View of homeless people tents near the highway in Downtown Los Angeles with skyscrapers. Credit: Credit:stellalevi/IStock

Media Contacts: Javier Rojas, javier.rojas@csun.edu

The U.S. Supreme Court ruled in June that cities can enforce bans on homeless people sleeping on sidewalks and other public outdoor spaces, a decision that will particularly resonate in cities like Los Angeles, where homeless encampments remain a major issue.

While the 6-3 decision didn’t come as a surprise, said California State University, Northridge political science professor Tom Hogen-Esch, the ruling could have a huge impact in Southern California as smaller cities will still have few incentives to provide shelter and services to the unhoused.

California State University, Northridge political science professor Tom Hogen-Esch

“I think what will happen from this decision is that the homeless crisis will become increasingly concentrated in larger cities like Los Angeles, Chicago and San Francisco because smaller cities have no economic incentive to maintain and staff shelters,” Hogen-Esch said. “While some smaller cities may do so for political reasons, most cities are going to shy away from that responsibility because it’s easy to just push the problem down the road.”

In its decision, the high court found that outdoor sleeping bans don’t violate the Eighth Amendment. The ruling says that local governments can make and enforce laws against people sleeping in public places without being in violation of the US Constitution’s limits on cruel and unusual punishment.

The case started in the small city of Grants Pass, Ore., where three homeless people sued after receiving citations for sleeping and camping outside. The 9th Circuit Court of Appeals, which has jurisdiction over nine Western states, including California, has held since 2018 that such bans violate the Eighth Amendment in areas where there are not enough city-provided shelter beds.

Homelessness continues to rise in the US, fueled in part by chronic shortages of affordable housing and rising costs. Around 653,000 people did not have homes in 2023, the largest number since tracking began in 2007, according to US government figures.

The ruling, Hogen-Esch said, came at an “inflection point about whether we could have taken a different path in terms of how we confront the homeless crisis.”

“In the 23 years that I’ve been teaching about this topic, the issue has become only more and more critical,” Hogen-Esch said. “If the ruling had gone another way, that would have been a game changer for homeless people and their advocates. What the decision did was basically maintain the historical status quo — cities are allowed to criminalize homelessness.”

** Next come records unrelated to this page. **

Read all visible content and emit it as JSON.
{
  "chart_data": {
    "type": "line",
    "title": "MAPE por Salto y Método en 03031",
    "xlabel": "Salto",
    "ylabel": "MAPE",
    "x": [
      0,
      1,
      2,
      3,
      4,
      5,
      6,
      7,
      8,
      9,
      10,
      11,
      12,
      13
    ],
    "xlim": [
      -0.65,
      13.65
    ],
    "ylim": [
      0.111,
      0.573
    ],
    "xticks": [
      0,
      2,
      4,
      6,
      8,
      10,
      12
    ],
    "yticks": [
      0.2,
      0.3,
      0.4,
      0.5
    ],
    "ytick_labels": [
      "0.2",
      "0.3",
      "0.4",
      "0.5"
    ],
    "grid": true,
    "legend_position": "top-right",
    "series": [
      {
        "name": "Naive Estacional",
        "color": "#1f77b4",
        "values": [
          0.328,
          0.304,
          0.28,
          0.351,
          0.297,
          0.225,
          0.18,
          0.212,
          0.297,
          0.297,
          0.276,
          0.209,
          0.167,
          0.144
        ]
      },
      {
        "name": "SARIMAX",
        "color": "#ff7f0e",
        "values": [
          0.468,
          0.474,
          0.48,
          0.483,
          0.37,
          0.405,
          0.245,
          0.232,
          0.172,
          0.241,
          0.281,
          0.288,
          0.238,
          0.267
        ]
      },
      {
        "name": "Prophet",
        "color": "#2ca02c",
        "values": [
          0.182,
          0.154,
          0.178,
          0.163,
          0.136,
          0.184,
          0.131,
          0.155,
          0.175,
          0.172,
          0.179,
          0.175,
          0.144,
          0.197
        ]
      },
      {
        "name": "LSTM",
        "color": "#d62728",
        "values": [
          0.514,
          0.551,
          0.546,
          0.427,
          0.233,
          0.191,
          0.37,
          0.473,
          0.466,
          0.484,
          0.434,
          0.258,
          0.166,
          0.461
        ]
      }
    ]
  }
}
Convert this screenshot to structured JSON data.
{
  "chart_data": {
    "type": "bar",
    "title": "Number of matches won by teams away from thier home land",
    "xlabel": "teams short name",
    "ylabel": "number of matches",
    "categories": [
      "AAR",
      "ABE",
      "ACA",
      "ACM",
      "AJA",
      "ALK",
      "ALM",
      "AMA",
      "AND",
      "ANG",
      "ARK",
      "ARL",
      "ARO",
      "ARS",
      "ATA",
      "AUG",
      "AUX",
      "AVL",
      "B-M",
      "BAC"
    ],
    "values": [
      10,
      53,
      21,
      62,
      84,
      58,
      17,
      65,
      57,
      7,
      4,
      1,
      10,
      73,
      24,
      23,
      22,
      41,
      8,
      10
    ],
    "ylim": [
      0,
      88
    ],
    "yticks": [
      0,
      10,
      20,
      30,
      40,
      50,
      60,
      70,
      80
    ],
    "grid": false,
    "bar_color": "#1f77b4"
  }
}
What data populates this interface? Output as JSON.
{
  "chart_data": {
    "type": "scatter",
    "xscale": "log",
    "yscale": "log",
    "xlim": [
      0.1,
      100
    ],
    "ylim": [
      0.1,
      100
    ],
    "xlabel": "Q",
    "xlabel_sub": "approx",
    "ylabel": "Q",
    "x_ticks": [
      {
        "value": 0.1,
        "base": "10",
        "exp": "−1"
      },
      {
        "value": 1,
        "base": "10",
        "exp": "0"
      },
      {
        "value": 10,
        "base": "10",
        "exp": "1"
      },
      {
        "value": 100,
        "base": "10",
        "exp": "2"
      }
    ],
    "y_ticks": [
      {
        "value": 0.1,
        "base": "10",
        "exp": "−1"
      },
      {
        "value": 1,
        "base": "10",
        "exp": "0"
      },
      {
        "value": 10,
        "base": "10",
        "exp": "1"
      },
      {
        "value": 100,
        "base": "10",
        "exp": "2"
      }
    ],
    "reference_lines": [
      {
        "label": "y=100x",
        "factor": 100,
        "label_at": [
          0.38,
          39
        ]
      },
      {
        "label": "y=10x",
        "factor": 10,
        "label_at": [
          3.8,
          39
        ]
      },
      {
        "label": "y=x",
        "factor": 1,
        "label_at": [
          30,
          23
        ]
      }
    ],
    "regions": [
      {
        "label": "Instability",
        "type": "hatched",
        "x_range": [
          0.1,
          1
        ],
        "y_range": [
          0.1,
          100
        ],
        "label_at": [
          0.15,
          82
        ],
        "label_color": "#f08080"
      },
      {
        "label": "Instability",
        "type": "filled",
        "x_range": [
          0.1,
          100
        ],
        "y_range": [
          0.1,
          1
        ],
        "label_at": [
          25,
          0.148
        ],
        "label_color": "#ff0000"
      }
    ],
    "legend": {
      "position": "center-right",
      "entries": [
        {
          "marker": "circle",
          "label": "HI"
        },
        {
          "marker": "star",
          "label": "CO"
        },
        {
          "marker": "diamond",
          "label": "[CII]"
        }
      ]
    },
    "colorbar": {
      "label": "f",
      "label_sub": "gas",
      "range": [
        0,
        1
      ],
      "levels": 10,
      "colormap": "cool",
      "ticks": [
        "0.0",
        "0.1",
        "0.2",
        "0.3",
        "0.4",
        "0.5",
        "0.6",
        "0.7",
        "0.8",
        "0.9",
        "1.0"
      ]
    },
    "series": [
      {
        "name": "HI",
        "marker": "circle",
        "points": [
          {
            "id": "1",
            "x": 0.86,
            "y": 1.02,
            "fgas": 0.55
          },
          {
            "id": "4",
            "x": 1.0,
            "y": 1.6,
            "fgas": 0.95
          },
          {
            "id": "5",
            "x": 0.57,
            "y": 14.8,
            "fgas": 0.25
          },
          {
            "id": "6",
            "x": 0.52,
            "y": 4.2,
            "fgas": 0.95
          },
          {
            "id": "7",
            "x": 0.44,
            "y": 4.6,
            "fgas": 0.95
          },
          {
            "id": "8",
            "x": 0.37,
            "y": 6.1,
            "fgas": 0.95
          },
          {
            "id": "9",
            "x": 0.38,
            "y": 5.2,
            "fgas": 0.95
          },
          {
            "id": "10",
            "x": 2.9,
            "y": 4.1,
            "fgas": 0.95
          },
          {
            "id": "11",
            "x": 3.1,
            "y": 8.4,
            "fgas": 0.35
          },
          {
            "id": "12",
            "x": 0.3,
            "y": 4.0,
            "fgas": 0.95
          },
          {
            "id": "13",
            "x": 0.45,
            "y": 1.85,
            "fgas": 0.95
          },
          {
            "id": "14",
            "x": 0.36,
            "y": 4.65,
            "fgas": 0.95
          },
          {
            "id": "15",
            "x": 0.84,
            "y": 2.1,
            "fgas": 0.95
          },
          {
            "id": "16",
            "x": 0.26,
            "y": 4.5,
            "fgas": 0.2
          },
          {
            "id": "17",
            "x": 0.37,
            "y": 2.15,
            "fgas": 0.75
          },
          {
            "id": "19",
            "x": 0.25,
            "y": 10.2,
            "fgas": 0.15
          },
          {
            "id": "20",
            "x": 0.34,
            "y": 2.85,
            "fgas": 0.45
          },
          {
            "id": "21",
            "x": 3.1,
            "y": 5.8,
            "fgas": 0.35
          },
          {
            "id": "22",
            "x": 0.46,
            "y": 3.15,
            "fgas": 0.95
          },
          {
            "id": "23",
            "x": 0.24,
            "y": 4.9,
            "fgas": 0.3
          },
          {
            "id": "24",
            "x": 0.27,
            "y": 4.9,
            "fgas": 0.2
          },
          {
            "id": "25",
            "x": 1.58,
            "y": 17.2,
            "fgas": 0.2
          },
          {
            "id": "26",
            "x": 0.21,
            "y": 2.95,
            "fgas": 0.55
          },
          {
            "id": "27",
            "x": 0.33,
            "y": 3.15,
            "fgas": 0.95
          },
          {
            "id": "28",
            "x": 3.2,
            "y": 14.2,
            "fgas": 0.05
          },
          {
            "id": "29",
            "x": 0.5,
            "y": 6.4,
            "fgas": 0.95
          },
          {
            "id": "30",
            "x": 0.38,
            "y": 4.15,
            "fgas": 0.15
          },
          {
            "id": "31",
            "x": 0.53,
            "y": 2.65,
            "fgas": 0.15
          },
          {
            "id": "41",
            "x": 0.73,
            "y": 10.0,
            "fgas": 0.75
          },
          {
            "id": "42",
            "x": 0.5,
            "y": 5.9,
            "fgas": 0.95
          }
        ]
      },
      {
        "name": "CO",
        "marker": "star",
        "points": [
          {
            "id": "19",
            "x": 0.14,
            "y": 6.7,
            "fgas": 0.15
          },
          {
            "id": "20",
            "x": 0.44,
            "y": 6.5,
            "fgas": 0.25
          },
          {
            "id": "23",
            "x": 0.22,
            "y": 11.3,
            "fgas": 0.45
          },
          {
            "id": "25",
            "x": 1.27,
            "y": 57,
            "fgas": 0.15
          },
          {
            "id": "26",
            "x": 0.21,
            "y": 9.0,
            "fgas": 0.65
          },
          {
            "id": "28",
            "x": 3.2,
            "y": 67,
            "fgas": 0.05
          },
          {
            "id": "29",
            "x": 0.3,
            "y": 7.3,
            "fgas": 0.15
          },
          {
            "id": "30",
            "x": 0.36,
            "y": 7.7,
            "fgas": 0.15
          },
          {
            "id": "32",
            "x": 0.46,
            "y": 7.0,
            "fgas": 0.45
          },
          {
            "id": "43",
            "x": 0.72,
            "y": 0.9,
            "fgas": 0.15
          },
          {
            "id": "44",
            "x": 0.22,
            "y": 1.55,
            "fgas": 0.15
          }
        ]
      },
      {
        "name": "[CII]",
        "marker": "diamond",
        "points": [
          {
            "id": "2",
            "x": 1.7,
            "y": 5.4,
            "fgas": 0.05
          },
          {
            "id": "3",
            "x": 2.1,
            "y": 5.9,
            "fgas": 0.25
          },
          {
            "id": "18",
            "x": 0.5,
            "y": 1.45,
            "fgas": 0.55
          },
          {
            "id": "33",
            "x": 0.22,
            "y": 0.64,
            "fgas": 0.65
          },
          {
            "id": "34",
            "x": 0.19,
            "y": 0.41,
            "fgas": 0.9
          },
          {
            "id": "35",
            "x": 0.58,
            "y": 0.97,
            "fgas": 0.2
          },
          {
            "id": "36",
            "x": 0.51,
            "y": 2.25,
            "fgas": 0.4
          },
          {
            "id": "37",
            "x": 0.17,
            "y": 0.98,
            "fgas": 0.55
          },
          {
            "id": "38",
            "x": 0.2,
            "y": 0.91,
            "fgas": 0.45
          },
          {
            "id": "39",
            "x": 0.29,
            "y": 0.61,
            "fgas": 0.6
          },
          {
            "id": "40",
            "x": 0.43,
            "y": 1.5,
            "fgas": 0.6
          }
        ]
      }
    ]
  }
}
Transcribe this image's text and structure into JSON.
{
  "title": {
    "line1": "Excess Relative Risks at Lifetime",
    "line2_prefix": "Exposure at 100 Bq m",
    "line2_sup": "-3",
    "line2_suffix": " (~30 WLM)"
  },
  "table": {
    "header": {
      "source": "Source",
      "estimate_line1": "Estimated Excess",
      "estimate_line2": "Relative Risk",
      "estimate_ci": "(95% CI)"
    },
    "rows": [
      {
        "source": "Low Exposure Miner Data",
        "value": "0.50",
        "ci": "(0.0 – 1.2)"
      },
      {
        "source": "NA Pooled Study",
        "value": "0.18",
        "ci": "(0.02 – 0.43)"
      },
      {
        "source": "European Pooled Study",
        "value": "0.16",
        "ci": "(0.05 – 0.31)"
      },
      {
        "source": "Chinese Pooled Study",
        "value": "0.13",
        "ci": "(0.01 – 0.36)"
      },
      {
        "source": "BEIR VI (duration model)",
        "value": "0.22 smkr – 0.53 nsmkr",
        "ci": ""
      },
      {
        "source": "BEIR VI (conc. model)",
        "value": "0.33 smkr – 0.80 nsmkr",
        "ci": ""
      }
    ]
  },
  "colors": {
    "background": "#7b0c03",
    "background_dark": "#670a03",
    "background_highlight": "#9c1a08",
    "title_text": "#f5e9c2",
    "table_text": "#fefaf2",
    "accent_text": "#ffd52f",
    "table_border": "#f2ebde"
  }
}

In response to the ruling, California Gov. Gavin Newsom issued an executive order requiring state agencies to remove homeless encampments in their jurisdictions and urging cities to follow suit. While Los Angeles Mayor Karen Bass condemned the decision and said the city would not change its approach to clearing encampments, San Francisco Mayor London Breed said the city will begin an assertive campaign to force people off the streets, highlighting the different approaches that municipalities are undertaking to find solutions.

This leaves some ambiguity in how cities will tackle homelessness, instead of finding a long-term solution, Hogen-Esch said.

“What was really at stake was that there was some sort of solution on the table here and the Supreme Court ruled this is not a cruel and unusual punishment case,” Hogen-Esch said. “This is a problem that local governments need support from states and the national government but basically that decision says that the national government is ‘out,’ and they are not dealing with this issue, which makes this an extremely challenging public policy problem.”